The time between the A and the H — the A-H interval — represents conduction exclusively through the AV node. If we pace the atrium faster and faster during a study, we can watch the A-H interval progressively stretch out. We are observing decremental conduction in real-time. If the A-H interval stretches until an 'A' appears without a following 'H', we have just documented Wenckebach block inside the AV node.
Key Takeaways
- The AV node's delay allows the atria to complete their mechanical contraction ("atrial kick") before the ventricles fire.

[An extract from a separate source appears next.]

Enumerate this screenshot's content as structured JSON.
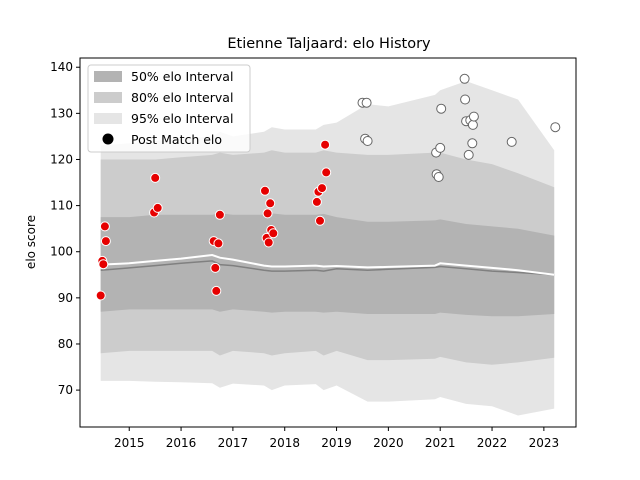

- Conduction is slow because the AV node relies on a sluggish, calcium-driven Phase 0 upstroke, and because the cells are arranged in a chaotic, high-resistance labyrinth.
- Decremental conduction is the property where the AV node conducts more slowly at faster heart rates, due to the slow recovery of calcium channels.
- This decremental property allows the AV node to act as a filter during rapid atrial arrhythmias like AFib, protecting the ventricles from dangerous rates.
- In the EP lab, conduction through the AV node is isolated and measured precisely using the A-H interval on the His Bundle Electrogram.